Jika seseorang memuji pencapaian tertentu atau menunjuk ke area aktivitas tertentu “di mana Anda lamban di India, dan meminta orang seperti itu untuk mencalonkan diri dalam pemilihan dari Pakistan adalah mengejek perdebatan dan merendahkan kita sebagai negara demokrasi”, katanya .
“Semua yang dilakukan adalah menunjukkan bahwa Anda jauh lebih kuat, jauh lebih besar, negara yang jauh lebih mampu, namun Anda tidak boleh ketinggalan dalam parameter ini,” tambah juru bicara Kongres.
Patra menegaskan bahwa pemerintah Persatuan telah memberlakukan penguncian tepat waktu dan mencatat bahwa India memiliki tingkat pemulihan yang tinggi dan tingkat kematian yang sangat rendah di dunia, sambil memuji penanganan pandemi.
Dia juga merujuk pada komentar Tharoor tentang warga India dari Timur Laut pada saat menghadapi masalah di tempat lain di negara itu untuk menargetkan Kongres.
“Apa perlunya membahas masalah seperti itu di forum Pakistan? Tidak ada negara di dunia ini yang demokratis dan sama seperti India,” katanya.
Patra merujuk pada berbagai pernyataan yang dibuat oleh para pemimpin Kongres di masa lalu yang diduga menargetkan pemerintah Modi pada acara-acara di Pakistan dan menanyakan apakah anggota partai oposisi pernah bertanya kepada Pakistan di forumnya tentang “fanatisme dan kekerasan” terhadap minoritas di negara itu.
Saat menyinggung Gandhi, Patra mengatakan dia dan BJP sekarang akan memanggilnya “Rahul Lahori”.

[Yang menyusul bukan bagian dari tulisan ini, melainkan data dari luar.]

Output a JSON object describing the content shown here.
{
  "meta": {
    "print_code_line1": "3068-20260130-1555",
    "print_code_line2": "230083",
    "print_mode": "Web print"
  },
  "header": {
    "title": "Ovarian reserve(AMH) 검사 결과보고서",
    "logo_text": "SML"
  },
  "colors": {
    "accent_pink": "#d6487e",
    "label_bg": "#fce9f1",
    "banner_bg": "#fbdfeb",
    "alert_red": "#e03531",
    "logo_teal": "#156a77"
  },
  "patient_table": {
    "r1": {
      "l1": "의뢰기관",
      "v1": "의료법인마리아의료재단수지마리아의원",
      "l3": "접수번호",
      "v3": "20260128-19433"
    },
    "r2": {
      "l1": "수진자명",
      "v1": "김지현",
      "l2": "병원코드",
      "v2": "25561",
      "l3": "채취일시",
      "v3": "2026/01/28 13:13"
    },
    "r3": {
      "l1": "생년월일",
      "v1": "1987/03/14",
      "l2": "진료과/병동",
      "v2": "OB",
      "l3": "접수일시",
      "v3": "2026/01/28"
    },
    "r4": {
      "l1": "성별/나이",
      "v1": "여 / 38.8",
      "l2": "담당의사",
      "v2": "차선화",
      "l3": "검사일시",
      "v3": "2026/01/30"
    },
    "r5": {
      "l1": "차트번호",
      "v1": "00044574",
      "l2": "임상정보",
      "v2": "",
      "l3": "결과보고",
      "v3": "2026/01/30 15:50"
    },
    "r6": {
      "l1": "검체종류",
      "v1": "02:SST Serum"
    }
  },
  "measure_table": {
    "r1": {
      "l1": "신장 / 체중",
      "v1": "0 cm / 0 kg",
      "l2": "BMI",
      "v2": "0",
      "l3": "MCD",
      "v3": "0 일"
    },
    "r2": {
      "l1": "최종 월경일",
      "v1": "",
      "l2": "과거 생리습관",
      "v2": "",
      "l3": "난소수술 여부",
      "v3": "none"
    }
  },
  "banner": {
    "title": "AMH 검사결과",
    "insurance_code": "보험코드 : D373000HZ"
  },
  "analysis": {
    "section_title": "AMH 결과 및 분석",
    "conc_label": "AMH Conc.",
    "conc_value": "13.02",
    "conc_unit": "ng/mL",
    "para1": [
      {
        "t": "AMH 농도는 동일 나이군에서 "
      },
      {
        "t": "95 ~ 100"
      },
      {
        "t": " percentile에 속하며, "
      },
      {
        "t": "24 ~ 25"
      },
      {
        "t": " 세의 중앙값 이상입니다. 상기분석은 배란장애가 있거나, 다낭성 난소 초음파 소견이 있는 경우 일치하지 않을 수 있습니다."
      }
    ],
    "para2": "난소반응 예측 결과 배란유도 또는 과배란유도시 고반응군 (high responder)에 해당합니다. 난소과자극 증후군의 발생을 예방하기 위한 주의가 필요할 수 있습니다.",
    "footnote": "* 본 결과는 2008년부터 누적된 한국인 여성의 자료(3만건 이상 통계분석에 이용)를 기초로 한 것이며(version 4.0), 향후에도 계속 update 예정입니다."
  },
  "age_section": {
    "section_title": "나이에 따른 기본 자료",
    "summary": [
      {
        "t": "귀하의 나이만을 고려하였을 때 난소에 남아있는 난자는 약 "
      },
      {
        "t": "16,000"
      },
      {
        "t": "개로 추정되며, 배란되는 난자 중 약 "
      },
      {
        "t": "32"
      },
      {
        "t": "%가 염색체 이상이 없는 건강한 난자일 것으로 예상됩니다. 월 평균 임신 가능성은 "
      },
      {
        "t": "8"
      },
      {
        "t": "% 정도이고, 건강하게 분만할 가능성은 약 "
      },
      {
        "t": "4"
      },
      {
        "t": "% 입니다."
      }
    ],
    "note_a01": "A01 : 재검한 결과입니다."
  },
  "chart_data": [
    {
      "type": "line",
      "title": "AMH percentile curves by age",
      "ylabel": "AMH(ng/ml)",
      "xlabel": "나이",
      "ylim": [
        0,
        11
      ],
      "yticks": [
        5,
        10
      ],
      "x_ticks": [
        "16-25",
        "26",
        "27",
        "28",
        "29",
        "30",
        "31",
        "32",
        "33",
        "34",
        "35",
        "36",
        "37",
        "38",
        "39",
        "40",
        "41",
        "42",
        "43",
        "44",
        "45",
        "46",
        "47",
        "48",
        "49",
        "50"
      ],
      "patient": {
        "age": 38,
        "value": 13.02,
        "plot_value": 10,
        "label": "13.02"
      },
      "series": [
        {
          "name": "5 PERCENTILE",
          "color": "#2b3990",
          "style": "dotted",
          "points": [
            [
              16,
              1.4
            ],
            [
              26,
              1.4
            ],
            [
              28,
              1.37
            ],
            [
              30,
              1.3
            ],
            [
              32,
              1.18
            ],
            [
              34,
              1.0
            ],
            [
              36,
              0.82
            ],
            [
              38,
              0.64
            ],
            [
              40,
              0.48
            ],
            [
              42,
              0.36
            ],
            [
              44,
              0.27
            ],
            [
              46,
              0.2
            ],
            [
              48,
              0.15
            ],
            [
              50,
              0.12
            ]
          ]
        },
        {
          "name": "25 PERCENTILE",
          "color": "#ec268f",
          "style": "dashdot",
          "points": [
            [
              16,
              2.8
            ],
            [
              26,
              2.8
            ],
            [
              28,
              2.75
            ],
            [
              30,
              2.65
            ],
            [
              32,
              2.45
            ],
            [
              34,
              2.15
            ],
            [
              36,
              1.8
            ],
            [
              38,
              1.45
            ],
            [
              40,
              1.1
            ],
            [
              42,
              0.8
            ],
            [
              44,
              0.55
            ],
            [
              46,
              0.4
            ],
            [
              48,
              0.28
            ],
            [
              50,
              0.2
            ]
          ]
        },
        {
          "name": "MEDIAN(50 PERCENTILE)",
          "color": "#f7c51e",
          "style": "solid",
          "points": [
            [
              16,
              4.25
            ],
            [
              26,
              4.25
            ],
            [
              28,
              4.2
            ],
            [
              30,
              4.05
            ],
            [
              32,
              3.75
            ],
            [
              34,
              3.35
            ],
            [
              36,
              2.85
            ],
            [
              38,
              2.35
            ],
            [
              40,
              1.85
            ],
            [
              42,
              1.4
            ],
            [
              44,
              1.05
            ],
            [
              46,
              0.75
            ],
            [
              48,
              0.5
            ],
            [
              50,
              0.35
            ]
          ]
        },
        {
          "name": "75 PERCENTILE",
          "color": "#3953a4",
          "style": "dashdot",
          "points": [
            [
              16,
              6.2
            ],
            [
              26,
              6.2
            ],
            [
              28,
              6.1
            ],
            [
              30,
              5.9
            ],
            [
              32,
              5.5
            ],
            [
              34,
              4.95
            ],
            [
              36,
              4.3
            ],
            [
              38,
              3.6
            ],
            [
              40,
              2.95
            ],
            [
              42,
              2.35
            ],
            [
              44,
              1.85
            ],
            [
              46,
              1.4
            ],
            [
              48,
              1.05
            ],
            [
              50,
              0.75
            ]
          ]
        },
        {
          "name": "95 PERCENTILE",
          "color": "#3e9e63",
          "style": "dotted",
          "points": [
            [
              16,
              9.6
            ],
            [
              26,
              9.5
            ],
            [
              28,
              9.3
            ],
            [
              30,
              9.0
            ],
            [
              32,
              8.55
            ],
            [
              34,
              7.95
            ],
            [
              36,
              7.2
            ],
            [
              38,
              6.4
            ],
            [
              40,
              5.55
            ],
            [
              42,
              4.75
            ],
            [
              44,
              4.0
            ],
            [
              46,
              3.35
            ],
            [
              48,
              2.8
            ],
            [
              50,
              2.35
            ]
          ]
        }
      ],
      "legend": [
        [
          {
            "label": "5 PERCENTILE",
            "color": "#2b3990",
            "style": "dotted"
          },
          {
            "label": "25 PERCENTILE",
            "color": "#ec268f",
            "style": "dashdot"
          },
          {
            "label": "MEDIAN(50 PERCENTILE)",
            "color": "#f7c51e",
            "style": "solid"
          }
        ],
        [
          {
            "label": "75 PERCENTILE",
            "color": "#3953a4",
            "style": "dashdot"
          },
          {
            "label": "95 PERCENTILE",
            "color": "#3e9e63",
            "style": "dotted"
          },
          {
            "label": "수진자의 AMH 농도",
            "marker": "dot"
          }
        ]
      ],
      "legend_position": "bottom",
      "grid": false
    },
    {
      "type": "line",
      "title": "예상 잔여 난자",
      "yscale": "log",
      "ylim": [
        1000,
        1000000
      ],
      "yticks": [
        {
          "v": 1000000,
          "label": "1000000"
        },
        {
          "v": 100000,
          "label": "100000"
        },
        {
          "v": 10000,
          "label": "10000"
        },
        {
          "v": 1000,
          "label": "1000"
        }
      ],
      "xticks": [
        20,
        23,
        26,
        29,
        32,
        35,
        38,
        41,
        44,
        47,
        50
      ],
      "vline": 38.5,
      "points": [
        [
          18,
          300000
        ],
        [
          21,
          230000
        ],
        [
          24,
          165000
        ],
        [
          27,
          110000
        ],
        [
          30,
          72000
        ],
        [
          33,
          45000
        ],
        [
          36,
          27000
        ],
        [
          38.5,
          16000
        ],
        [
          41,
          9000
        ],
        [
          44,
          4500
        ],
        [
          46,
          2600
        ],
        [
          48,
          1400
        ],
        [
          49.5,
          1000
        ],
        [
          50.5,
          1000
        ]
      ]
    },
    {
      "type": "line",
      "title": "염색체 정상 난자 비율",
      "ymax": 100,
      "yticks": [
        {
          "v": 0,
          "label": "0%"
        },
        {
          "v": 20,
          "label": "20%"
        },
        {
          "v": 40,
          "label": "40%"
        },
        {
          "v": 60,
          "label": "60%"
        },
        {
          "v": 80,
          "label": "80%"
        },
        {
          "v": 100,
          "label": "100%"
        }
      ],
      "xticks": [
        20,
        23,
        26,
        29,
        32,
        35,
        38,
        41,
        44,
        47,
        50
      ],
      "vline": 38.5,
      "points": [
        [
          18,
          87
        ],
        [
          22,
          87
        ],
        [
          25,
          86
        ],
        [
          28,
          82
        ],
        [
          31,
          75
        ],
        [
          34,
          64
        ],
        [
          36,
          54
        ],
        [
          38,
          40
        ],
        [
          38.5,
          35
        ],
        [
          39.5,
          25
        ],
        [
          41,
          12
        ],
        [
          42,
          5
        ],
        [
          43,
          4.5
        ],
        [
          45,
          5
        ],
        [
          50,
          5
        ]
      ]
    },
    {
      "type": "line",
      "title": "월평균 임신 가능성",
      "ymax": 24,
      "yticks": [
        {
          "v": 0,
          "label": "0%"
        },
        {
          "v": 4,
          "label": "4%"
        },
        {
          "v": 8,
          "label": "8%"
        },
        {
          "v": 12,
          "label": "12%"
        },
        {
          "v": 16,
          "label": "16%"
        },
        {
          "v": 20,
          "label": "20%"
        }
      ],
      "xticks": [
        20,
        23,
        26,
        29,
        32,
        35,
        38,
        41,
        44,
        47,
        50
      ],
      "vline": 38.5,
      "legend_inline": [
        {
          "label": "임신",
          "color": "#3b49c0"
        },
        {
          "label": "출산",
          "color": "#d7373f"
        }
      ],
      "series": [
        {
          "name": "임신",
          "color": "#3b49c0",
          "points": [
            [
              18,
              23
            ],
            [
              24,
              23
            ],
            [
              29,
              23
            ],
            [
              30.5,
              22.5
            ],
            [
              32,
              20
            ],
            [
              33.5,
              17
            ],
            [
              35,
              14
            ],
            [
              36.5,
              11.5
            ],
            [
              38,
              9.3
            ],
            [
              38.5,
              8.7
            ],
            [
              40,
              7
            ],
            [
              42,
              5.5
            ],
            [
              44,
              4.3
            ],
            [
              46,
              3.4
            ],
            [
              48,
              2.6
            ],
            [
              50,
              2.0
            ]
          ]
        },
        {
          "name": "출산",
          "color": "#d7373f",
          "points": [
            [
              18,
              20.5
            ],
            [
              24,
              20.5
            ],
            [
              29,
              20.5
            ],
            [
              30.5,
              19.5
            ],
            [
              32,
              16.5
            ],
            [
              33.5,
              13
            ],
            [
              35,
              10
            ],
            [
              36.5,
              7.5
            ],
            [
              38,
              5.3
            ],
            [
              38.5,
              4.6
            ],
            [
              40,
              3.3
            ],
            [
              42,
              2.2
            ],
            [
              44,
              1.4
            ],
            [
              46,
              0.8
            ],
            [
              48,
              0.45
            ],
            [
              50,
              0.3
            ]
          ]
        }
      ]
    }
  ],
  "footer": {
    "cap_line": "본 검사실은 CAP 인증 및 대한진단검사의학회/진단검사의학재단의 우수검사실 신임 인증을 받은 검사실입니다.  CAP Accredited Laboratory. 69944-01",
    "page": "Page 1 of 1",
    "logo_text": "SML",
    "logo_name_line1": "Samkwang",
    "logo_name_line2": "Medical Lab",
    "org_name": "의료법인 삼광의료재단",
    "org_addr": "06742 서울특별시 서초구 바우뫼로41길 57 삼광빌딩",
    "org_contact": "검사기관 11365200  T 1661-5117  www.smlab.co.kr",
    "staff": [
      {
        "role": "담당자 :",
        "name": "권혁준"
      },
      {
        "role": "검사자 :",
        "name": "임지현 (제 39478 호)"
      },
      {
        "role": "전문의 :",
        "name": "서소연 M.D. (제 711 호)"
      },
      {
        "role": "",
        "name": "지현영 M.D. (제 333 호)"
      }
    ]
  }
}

Singhvi, dalam reaksinya, juga mencatat debat baru-baru ini tentang kemungkinan Bangladesh mengambil alih India dalam hal PDB per kapita dan bertanya apakah tanggapan yang tepat untuk itu adalah bahwa ia harus mencalonkan diri dalam pemilihan dari Dhaka dan bukan di Parlemen India.
“Tanggapan ini mungkin berumur pendek, beberapa detik kegunaan tetapi mereka benar-benar menunjukkan kehampaan kemampuan intelektual Anda untuk menangani bidang-bidang di mana Anda benar-benar gagal,” katanya, menargetkan BJP.

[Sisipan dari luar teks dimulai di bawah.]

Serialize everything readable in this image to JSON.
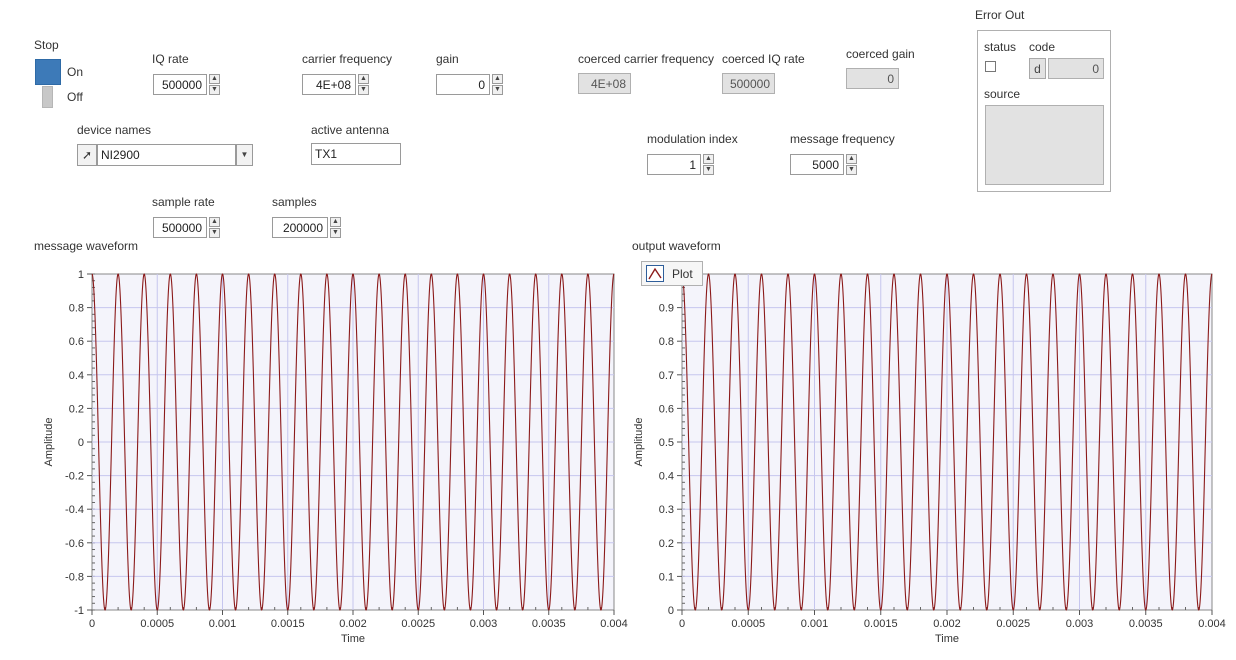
{
  "stop": {
    "label": "Stop",
    "on_label": "On",
    "off_label": "Off"
  },
  "controls": {
    "iq_rate": {
      "label": "IQ rate",
      "value": "500000"
    },
    "carrier_frequency": {
      "label": "carrier frequency",
      "value": "4E+08"
    },
    "gain": {
      "label": "gain",
      "value": "0"
    },
    "coerced_carrier_frequency": {
      "label": "coerced carrier frequency",
      "value": "4E+08"
    },
    "coerced_iq_rate": {
      "label": "coerced IQ rate",
      "value": "500000"
    },
    "coerced_gain": {
      "label": "coerced gain",
      "value": "0"
    },
    "device_names": {
      "label": "device names",
      "value": "NI2900"
    },
    "active_antenna": {
      "label": "active antenna",
      "value": "TX1"
    },
    "modulation_index": {
      "label": "modulation index",
      "value": "1"
    },
    "message_frequency": {
      "label": "message frequency",
      "value": "5000"
    },
    "sample_rate": {
      "label": "sample rate",
      "value": "500000"
    },
    "samples": {
      "label": "samples",
      "value": "200000"
    }
  },
  "error_out": {
    "title": "Error Out",
    "status_label": "status",
    "code_label": "code",
    "code_radix": "d",
    "code_value": "0",
    "source_label": "source"
  },
  "charts": {
    "message": {
      "title": "message waveform"
    },
    "output": {
      "title": "output waveform",
      "legend_plot": "Plot"
    }
  },
  "colors": {
    "stop_on": "#3d7ab8",
    "plot_line": "#8b1a1a",
    "plot_bg": "#f4f4fb",
    "grid": "#c6c6ee"
  },
  "chart_data": [
    {
      "type": "line",
      "title": "message waveform",
      "xlabel": "Time",
      "ylabel": "Amplitude",
      "xlim": [
        0,
        0.004
      ],
      "ylim": [
        -1,
        1
      ],
      "x_ticks": [
        "0",
        "0.0005",
        "0.001",
        "0.0015",
        "0.002",
        "0.0025",
        "0.003",
        "0.0035",
        "0.004"
      ],
      "y_ticks": [
        "1",
        "0.8",
        "0.6",
        "0.4",
        "0.2",
        "0",
        "-0.2",
        "-0.4",
        "-0.6",
        "-0.8",
        "-1"
      ],
      "series": [
        {
          "function": "cos",
          "amplitude": 1,
          "offset": 0,
          "frequency_hz": 5000
        }
      ]
    },
    {
      "type": "line",
      "title": "output waveform",
      "xlabel": "Time",
      "ylabel": "Amplitude",
      "xlim": [
        0,
        0.004
      ],
      "ylim": [
        0,
        1
      ],
      "x_ticks": [
        "0",
        "0.0005",
        "0.001",
        "0.0015",
        "0.002",
        "0.0025",
        "0.003",
        "0.0035",
        "0.004"
      ],
      "y_ticks": [
        "0.9",
        "0.8",
        "0.7",
        "0.6",
        "0.5",
        "0.4",
        "0.3",
        "0.2",
        "0.1",
        "0"
      ],
      "series": [
        {
          "name": "Plot",
          "function": "cos",
          "amplitude": 0.5,
          "offset": 0.5,
          "frequency_hz": 5000
        }
      ]
    }
  ]
}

Dalam acara tersebut, Tharoor ditanya oleh seorang jurnalis Pakistan tentang bagaimana rejeki politik pemerintah India dipengaruhi oleh meningkatnya angka COVID-19.
Dia mengatakan itu paradoks karena pemerintah “tidak melakukannya dengan baik” dalam menangani pandemi dan orang-orang menyadari itu, tetapi jajak pendapat menunjukkan bahwa itu tidak merugikan BJP secara politik sebagaimana mestinya.

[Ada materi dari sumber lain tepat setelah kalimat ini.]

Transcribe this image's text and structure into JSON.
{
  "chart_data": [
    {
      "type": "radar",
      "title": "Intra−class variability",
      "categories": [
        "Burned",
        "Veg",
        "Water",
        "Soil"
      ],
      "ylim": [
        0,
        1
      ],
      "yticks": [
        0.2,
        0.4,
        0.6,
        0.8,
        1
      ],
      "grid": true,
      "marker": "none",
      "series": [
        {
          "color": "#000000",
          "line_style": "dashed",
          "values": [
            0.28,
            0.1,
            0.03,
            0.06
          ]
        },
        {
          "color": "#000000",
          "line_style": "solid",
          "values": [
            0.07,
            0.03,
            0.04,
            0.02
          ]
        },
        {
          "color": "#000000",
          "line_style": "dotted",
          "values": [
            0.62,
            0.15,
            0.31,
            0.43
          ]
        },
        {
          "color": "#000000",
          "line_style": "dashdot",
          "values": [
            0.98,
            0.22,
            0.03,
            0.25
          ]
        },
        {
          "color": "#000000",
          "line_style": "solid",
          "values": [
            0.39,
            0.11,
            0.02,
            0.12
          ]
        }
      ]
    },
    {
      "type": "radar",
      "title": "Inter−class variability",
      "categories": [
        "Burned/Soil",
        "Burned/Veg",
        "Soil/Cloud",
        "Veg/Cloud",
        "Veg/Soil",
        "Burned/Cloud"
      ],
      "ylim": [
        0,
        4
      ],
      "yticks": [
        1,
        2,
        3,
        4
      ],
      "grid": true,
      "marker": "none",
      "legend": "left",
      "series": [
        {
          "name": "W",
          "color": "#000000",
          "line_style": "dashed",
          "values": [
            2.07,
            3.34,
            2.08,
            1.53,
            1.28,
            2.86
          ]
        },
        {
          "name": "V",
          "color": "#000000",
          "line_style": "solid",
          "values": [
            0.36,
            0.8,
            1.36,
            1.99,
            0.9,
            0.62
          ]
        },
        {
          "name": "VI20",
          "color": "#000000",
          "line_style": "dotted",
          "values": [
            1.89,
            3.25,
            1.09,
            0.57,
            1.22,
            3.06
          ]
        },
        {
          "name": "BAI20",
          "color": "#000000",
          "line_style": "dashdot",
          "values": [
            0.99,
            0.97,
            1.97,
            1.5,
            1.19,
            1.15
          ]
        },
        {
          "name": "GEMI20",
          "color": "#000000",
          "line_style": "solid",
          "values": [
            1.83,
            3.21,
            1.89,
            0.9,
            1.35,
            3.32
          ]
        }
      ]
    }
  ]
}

“Jadi kami sebagai oposisi memang menunjukkan, misalnya, pemimpin Kongres Rahul Gandhi telah menyebutkan pada awal Februari bahwa Covid harus ditanggapi lebih serius daripada yang diambil pemerintah dan tindakan pencegahan perlu segera dilakukan jika tidak kami akan melakukannya. menghadapi bencana kesehatan dan bencana ekonomi jika ini dibiarkan berjalan tanpa terkendali.
“Jadi dia seharusnya mendapat pujian karena telah memberi isyarat sedini ini …,” kata Tharoor.
Dia juga mengatakan ada perbedaan antara cara angka COVID-19 di kedua negara, India dan Pakistan, tetapi nasib kepemimpinan tidak berjalan dengan cara kontras yang sama.
“Keduanya tampaknya berjalan cukup baik di mata publik, yang, bagi sebagian dari kami yang merupakan oposisi di India, masih merupakan misteri, tetapi kami tidak membahasnya di luar India. Kami bertempur di rumah, ” dia berkata.